While the price of the items would likely be less than you pay at the store, wow much would all that traveling around to get it cost? How much of your time would be absorbed just going from farm to manufacturer to craftsman to a different farm and so on, all to get the basket of items that amount to your weekly shopping?
Instead, we have middle-men. We have wholesalers who gather items from manufacturers around the world. We have shipping companies that do nothing but carry goods from one location to another. and we have stores which provide a variety of different items in one place from which you can select all at once. Yes, each of those “middle men” need to be paid, and their pay adds to the price of the good when you buy it at the store. But they do so by dramatically reducing the cost in terms of the time and effort (and gas) that it would take you to go and deal with each of the producers individually. It might be fun or useful to do one or two but when it comes to everything a person might want? The middle men make it not only cheaper (in total cost) but possible at all.
Another aspect is scale. In college I took several art classes. A lot of our practice work was done on newsprint. And while newsprint was about the cheapest paper in the art supply stores, it wasn’t what I would call cheap. Perhaps, if a paper mill was conveniently located I might go and get my paper there. There’s just one problem. Have you seen the rolls of newsprint as they come from the mill? I have. I have no idea how much one of those weighs but several hundred pounds at least. As a college student, I could come up with a few bucks for a pad of newsprint from the art supply store. Coming up with enough money for one of those gigantic rolls? Not so much.
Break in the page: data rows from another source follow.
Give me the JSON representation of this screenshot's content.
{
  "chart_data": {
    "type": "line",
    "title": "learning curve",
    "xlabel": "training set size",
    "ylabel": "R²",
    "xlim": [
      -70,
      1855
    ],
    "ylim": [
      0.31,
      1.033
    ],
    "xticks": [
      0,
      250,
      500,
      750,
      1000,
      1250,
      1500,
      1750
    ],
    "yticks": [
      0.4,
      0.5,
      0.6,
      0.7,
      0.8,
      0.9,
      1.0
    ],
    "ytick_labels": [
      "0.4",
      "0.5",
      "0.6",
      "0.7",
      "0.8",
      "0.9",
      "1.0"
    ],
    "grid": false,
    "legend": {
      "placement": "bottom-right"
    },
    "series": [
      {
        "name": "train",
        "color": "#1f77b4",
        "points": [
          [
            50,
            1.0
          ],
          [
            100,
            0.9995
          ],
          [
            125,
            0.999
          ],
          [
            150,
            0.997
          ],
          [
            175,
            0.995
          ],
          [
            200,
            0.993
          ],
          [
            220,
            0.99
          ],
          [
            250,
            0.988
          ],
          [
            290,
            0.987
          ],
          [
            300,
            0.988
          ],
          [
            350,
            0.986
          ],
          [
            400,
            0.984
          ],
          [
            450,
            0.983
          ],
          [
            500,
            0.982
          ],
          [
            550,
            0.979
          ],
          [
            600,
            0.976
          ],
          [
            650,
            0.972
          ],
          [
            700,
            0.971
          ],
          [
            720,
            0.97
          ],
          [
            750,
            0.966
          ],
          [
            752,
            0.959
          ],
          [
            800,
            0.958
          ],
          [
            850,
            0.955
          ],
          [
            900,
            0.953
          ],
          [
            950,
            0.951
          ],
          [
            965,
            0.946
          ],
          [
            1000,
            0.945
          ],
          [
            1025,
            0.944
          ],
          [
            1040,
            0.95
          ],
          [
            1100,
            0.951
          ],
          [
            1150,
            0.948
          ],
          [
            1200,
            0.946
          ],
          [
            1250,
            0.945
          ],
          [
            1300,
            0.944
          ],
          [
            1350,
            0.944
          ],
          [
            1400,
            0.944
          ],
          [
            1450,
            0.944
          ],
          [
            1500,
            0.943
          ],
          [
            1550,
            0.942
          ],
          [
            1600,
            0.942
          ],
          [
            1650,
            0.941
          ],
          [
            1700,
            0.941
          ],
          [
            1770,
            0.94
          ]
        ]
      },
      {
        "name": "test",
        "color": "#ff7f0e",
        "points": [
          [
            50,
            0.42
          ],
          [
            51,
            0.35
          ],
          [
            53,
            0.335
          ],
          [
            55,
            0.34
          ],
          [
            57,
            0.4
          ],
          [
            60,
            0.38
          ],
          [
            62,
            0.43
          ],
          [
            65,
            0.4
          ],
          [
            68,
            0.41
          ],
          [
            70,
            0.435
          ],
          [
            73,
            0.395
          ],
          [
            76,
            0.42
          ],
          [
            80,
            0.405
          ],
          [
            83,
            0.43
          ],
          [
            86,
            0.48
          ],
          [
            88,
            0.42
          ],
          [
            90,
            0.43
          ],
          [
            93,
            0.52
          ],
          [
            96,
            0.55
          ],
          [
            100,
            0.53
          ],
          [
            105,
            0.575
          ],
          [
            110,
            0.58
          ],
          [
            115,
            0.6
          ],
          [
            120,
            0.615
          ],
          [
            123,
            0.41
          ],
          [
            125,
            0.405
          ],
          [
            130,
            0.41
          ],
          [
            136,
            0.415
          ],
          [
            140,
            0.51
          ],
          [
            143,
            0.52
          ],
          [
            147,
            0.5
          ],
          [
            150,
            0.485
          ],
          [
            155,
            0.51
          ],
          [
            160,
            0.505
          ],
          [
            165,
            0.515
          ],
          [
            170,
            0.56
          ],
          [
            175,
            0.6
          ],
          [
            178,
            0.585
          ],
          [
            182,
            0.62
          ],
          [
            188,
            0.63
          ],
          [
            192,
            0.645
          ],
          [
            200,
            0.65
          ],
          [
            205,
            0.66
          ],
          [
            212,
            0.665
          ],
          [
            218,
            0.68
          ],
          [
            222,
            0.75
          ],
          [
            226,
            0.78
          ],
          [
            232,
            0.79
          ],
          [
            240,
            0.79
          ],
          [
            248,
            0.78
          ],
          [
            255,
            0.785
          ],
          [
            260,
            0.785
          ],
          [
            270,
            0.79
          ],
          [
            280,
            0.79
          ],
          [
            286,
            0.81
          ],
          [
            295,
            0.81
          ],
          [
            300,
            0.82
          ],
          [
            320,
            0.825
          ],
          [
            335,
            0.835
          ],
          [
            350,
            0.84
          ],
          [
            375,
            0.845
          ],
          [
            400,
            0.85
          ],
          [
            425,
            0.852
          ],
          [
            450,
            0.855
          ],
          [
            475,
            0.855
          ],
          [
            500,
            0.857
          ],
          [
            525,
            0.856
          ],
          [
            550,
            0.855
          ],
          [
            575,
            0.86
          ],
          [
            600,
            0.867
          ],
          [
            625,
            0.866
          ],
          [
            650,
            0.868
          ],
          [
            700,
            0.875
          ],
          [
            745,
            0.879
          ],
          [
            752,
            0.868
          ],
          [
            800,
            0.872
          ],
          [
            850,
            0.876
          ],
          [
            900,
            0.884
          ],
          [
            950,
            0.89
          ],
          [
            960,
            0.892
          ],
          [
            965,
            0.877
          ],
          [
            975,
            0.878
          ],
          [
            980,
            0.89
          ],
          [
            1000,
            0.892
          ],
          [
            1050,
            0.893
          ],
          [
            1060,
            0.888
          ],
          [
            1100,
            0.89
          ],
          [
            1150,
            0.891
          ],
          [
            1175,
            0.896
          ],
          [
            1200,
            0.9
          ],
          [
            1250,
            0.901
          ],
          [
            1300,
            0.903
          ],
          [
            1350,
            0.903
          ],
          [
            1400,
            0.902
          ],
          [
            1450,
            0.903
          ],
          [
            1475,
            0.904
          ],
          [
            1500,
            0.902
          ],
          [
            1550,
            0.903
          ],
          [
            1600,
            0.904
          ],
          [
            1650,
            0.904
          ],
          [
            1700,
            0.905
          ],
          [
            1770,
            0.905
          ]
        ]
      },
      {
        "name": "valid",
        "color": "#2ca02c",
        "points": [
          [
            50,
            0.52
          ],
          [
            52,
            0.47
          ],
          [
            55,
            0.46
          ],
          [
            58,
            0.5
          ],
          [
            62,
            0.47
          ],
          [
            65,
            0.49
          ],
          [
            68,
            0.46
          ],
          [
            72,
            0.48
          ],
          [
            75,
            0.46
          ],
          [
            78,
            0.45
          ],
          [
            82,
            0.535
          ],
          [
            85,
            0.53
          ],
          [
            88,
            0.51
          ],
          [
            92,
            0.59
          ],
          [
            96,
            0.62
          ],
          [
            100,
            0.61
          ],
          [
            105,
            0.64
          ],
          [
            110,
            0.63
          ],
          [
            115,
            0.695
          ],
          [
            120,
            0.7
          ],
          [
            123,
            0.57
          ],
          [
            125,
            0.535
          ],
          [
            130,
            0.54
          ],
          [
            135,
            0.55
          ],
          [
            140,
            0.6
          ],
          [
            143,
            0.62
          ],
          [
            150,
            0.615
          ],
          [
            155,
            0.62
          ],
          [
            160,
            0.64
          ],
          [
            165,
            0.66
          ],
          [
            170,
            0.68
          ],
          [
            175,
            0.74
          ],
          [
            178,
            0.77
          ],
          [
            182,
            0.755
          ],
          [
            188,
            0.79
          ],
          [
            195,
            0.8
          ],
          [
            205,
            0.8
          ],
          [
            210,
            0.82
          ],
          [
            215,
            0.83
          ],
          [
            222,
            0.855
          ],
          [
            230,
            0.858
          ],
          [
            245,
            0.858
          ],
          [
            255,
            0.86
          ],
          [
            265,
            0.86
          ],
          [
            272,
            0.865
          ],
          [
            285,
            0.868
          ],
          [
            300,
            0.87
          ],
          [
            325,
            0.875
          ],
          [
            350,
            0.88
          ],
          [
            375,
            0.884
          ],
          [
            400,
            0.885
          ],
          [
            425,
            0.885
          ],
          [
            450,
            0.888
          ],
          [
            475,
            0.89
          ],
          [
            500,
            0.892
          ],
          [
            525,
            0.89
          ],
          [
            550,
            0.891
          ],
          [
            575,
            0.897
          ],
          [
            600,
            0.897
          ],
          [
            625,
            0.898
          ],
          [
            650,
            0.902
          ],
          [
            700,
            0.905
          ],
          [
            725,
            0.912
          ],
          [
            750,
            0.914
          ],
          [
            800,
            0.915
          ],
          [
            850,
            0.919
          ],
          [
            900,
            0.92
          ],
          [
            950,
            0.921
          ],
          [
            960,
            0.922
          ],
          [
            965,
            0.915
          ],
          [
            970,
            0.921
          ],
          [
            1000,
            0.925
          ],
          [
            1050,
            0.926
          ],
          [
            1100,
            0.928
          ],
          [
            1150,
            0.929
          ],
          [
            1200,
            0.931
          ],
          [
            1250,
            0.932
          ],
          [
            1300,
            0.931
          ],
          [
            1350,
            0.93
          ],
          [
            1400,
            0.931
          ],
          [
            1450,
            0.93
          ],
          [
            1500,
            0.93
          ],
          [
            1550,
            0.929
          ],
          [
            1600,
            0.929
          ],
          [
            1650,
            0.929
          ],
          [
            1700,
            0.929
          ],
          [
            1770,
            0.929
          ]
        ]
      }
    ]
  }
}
This is another thing that middle men do. They take large units that come from suppliers and break them down into more manageable chunks for the consumer.
All too often people decry the middle man for “driving the price up” without recognizing that the middle man is actually reducing their costs. They don’t realize that without that middle man they would be spending time and resources that could be put to better use elsewhere just to obtain the things they obtain now. The most likely result would be to cut back on the things they purchase now–after all, how many people in the midwest really can drive or fly to Florida to buy a crate of oranges so they can have juice with breakfast?–with a commensurate drop in quality of life.
Problems arise when those middle men charge more than the value they add by reducing the total cost of acquiring the goods. In a market economy, this provides incentives for people to seek alternate suppliers or simply use less of the products these particular middle men are dealing with and using alternate goods and services that provide better value.
And sometimes changing conditions change the relative value that a particular middle man provides. In the modern era, for instance, the combination of electronic communication and fast shipping we have more people dealing either directly with manufacturers or regional distributors as opposed to dealing with local retailers. The changing technology in some cases has lowered the cost of skipping one more more levels of middle-men enough that it no longer justifies the price those levels need to add to be able to function.
While this may be uncomfortable for those in the levels being “skipped”, who will need to find other ways to generate income if they are to maintain their own standard of living, the effect on the economy as a whole is to bring more goods and services to the consumers at lower cost increasing the standard of living of the population as a whole.